Obamacare supporters are touting reports that 6 million Americans bought insurance on exchanges as evidence the plan is moving in the right direction. But these numbers are misleading. If anything, they show that Obamacare's greatest challenges are yet to come.

Of these enrollees, as many as 89% were previously insured. Helping 5 million Americans re-enroll in insurance is no great achievement, particularly when many of those customers were forced to give up plans they liked.

For everyone else, costs continue to skyrocket. President Obama promised to lower health premiums by $2,500 per family, but premiums have increased by more than that since Obamacare passed. The costs of deductibles and premiums — big, out-of-pocket expenses — have soared more than 40% in only one year. Premiums will likely increase even more because young, healthy people aren't enrolling fast enough to offset the costs of covering older, sicker patients.

Obamacare is proving, yet again, the axiom that the best way to make something expensive is for government to make it affordable.

Meanwhile, for millions of patients, Obamacare itself has become a pre-existing condition.

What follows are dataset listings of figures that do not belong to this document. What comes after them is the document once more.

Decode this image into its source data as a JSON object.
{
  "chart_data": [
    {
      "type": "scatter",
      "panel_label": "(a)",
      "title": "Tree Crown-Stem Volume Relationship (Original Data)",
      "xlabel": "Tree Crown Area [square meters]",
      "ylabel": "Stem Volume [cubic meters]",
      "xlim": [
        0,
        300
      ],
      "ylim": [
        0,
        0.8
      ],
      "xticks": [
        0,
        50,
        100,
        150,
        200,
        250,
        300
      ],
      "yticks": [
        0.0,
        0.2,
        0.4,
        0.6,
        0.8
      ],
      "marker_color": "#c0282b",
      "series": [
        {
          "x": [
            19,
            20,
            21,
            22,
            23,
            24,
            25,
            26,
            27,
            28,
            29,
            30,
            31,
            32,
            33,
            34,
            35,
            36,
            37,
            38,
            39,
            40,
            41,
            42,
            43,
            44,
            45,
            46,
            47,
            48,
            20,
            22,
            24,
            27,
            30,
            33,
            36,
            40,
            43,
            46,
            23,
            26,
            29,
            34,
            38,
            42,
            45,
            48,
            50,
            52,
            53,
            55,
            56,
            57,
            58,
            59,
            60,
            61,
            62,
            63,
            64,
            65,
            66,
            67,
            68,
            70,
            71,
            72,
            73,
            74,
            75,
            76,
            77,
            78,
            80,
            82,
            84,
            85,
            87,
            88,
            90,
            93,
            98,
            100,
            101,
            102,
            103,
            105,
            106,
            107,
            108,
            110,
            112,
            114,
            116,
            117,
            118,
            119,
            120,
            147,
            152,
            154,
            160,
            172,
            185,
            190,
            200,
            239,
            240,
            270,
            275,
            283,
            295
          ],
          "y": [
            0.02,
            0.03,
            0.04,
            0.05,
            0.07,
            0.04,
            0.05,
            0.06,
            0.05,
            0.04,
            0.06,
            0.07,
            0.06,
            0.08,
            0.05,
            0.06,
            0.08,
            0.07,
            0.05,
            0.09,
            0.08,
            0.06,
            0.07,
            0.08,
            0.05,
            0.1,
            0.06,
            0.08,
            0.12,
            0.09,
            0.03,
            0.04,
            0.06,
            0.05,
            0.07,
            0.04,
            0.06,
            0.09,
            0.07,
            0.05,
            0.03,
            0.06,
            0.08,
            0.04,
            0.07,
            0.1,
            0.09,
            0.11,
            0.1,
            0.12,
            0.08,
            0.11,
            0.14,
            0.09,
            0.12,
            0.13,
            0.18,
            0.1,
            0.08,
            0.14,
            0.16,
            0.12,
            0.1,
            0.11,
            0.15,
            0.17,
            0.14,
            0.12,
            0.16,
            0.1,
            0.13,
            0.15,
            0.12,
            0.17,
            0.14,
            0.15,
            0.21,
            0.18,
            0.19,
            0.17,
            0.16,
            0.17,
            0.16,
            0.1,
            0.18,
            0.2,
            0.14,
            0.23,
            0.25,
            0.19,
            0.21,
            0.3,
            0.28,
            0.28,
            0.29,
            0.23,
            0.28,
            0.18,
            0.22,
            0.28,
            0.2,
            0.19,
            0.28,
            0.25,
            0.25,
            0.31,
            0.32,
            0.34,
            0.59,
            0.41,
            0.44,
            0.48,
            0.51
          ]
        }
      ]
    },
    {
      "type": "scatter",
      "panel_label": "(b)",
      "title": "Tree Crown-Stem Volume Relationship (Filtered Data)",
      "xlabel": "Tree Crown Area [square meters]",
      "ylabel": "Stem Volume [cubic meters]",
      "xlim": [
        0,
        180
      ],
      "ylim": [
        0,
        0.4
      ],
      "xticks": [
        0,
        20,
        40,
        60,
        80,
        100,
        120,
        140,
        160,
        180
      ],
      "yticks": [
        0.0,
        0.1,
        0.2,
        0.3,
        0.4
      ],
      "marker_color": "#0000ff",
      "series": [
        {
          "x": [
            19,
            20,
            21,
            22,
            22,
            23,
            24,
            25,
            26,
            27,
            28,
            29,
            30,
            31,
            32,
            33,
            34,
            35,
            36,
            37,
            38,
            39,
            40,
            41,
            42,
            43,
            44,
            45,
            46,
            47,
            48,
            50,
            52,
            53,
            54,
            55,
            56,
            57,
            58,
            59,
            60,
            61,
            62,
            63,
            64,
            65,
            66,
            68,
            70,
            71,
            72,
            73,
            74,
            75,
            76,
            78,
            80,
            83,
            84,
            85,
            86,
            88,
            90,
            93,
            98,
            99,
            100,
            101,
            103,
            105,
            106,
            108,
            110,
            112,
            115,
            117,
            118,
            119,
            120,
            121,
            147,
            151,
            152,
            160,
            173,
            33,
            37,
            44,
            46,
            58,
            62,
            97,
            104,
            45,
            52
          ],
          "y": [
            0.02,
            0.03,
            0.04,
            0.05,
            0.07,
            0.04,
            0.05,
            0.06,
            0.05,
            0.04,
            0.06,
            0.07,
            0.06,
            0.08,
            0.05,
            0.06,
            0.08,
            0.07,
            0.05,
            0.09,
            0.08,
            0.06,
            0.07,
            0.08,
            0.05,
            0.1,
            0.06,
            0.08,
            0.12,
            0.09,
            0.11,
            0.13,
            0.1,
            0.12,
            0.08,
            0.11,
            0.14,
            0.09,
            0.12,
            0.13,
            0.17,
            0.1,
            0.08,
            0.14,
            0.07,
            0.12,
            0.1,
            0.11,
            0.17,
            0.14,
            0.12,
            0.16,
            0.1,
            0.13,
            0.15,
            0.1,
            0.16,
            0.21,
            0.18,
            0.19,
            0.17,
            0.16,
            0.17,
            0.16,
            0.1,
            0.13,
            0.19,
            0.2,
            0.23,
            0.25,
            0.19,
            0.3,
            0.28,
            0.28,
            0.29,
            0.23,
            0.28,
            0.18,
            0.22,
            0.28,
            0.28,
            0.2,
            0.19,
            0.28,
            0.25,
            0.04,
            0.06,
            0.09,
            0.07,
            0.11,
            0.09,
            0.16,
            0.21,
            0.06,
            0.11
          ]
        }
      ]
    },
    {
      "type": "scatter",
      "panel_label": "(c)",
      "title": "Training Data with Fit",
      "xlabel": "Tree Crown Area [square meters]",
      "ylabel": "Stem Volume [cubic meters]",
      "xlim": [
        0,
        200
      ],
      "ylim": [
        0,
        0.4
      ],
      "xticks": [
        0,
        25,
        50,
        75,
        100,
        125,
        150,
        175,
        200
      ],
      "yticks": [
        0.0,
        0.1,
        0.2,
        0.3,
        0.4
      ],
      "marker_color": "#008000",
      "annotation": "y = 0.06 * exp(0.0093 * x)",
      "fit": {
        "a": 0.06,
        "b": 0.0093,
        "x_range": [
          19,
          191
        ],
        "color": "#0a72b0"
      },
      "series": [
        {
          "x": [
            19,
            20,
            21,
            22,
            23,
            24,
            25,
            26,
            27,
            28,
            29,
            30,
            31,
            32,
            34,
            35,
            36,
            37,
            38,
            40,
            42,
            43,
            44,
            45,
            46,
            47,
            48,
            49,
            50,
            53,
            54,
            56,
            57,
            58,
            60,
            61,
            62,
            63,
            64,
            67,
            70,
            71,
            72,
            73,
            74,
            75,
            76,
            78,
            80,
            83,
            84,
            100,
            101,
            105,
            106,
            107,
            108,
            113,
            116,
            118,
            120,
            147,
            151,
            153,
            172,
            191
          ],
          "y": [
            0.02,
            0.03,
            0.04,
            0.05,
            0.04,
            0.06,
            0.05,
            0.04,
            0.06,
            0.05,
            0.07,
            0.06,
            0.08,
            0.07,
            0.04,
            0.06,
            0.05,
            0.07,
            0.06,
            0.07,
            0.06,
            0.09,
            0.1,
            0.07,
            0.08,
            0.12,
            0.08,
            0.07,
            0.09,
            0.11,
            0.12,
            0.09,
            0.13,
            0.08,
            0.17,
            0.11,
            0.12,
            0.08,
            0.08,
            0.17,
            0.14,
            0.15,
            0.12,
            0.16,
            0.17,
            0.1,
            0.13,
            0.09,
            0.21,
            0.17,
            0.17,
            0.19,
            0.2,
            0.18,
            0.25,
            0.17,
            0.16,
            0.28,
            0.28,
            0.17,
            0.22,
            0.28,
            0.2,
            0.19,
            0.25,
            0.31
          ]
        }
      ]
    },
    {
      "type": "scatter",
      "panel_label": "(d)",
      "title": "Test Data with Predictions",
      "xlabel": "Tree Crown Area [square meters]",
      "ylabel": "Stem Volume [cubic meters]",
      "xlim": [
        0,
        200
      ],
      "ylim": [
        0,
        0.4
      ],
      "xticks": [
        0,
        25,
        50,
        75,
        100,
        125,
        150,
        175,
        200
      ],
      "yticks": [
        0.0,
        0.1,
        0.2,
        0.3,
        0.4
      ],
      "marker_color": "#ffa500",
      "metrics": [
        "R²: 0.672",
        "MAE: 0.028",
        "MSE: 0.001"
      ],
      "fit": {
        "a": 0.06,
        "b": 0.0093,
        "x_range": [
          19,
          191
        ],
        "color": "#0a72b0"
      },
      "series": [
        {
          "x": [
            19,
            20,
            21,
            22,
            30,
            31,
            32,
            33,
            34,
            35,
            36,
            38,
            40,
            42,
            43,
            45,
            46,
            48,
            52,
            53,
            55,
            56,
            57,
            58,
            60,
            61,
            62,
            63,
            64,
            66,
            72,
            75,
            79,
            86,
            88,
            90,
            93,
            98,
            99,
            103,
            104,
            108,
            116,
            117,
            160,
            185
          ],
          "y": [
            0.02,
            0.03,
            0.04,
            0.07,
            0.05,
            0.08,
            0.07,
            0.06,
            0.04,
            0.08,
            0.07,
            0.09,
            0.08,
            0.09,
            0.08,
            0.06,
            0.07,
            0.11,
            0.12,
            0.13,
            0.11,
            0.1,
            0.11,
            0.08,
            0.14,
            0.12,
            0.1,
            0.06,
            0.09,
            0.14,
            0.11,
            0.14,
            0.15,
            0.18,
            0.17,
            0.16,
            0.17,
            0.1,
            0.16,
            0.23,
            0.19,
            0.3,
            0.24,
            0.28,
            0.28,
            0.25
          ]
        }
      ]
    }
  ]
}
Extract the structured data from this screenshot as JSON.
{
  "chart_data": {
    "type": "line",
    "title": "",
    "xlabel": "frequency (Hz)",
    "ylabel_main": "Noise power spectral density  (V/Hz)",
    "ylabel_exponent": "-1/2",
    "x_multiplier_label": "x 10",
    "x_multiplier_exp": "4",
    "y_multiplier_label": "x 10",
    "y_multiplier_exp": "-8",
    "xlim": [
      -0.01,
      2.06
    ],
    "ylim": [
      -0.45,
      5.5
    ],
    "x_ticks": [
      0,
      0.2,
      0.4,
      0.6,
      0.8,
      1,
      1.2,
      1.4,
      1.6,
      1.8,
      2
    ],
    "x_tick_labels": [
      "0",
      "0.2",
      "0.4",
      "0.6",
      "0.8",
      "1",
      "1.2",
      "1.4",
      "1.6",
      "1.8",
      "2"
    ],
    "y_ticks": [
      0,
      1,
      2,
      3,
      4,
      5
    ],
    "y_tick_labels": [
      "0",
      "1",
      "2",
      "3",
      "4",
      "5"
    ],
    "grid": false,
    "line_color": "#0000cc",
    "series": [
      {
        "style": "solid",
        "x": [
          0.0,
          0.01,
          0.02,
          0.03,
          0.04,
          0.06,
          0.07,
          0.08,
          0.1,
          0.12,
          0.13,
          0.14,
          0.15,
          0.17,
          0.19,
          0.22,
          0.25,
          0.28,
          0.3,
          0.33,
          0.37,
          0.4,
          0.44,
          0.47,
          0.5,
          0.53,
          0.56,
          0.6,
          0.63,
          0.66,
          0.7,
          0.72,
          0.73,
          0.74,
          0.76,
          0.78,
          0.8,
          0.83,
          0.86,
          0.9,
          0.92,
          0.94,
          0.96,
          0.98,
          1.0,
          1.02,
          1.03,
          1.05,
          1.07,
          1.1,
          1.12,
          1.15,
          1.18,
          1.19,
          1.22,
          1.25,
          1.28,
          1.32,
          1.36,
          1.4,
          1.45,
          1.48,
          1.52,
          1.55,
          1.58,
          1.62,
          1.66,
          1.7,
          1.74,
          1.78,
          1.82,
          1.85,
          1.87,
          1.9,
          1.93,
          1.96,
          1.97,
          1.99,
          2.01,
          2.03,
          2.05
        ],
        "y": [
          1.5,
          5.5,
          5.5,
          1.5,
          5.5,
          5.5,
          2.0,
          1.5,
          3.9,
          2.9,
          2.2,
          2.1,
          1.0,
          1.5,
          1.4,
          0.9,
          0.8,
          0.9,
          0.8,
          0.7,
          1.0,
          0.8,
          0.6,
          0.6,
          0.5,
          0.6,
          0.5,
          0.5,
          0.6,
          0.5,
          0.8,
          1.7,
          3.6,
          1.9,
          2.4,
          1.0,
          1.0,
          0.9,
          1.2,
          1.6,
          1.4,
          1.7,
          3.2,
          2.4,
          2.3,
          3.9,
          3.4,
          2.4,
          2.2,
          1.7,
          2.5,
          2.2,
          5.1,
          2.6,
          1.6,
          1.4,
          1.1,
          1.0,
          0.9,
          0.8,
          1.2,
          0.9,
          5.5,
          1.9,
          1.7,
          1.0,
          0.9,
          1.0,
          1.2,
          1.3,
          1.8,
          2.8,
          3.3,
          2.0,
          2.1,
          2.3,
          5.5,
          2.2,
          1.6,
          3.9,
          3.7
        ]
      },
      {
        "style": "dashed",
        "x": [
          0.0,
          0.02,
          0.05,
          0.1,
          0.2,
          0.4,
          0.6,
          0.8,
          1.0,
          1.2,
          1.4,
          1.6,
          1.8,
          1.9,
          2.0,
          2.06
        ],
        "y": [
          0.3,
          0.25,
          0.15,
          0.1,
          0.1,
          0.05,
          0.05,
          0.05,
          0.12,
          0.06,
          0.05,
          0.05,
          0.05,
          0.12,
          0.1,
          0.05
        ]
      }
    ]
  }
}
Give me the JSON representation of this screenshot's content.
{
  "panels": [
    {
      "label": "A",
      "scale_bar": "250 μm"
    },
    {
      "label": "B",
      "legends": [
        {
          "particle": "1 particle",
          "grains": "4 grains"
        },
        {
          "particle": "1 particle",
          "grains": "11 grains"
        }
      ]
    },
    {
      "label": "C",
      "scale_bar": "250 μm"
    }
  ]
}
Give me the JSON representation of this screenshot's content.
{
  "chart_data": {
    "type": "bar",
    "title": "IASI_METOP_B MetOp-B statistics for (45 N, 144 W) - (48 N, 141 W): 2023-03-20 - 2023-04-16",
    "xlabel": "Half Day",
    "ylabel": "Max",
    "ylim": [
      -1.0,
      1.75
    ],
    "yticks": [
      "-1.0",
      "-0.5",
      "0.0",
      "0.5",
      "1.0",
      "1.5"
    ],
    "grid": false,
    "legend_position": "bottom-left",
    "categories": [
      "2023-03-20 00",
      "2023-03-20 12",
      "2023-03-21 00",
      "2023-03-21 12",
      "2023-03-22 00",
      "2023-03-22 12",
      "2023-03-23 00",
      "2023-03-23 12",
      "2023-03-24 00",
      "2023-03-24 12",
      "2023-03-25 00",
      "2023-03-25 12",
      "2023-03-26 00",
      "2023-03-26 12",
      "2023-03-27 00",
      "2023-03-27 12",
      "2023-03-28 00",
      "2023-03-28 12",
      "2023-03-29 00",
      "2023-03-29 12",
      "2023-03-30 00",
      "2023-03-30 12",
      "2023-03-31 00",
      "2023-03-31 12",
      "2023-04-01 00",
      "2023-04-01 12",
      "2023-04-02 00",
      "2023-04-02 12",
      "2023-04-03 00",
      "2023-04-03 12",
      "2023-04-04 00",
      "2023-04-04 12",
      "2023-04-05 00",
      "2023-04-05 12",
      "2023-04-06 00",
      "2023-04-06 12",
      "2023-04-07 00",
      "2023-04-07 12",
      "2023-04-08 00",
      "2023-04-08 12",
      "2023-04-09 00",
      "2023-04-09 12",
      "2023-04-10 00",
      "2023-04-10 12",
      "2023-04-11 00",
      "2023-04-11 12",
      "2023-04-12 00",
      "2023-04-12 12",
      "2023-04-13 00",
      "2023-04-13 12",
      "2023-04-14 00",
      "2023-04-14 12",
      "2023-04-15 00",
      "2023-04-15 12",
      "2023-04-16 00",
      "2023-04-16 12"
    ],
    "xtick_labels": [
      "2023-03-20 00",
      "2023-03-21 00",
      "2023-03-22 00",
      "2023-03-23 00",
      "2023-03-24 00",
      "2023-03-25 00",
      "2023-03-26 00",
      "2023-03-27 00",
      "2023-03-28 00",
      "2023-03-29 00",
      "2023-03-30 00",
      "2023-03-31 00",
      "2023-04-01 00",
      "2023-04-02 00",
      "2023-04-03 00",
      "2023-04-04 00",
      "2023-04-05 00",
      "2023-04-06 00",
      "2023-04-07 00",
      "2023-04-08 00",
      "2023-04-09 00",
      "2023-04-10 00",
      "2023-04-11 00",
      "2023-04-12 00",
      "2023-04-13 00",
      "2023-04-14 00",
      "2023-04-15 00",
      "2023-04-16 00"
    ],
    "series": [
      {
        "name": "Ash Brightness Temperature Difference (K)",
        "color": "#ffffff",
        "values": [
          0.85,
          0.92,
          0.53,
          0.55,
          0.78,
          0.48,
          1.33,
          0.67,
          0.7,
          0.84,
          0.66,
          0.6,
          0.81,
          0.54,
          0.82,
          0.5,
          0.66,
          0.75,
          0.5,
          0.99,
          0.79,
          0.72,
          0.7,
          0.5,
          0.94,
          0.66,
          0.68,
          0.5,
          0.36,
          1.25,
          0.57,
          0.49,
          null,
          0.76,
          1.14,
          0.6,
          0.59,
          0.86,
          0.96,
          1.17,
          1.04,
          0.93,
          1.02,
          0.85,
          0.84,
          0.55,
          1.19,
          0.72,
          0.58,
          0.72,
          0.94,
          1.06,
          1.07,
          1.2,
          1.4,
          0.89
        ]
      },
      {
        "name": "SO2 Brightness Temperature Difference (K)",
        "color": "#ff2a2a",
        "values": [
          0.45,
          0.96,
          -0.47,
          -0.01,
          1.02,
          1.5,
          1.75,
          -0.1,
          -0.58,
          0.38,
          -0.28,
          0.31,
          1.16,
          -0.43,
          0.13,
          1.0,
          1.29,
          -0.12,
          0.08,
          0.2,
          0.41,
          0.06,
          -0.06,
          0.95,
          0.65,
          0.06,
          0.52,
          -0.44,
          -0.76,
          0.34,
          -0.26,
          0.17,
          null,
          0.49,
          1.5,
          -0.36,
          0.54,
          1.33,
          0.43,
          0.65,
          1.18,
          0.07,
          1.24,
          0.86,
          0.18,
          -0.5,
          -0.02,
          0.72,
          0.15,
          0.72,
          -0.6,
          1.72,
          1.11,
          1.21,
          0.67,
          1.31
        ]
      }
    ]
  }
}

Patients have been left with fewer choices and limited access to the best hospitals and care.

Sadly, Obamacare is about cutting choices rather than costs. That's why only 26% of Americans now support the law.

Ironically, no one has done more to repeal Obamacare than President Obama. He has changed key provisions of the law more than a dozen times. While supporters claim these changes are about protecting patients, it's no accident they are being timed in a way to protect vulnerable Democrats who are up for re-election.

It's time for policymakers to start over. The plan I recently introduced with Sens. Richard Burr, R-N.C., and Orrin Hatch, R-Utah, the Patient CARE Act, will exceed all of Obamacare's goals by giving individual Americans the freedom to shop for their own health care. Markets aren't perfect but, as Obamacare has shown, they are far more effective than government coercion.

Sen. Tom Coburn, R-Okla., is a medical doctor and one of three authors of a GOP alternative to Obamacare.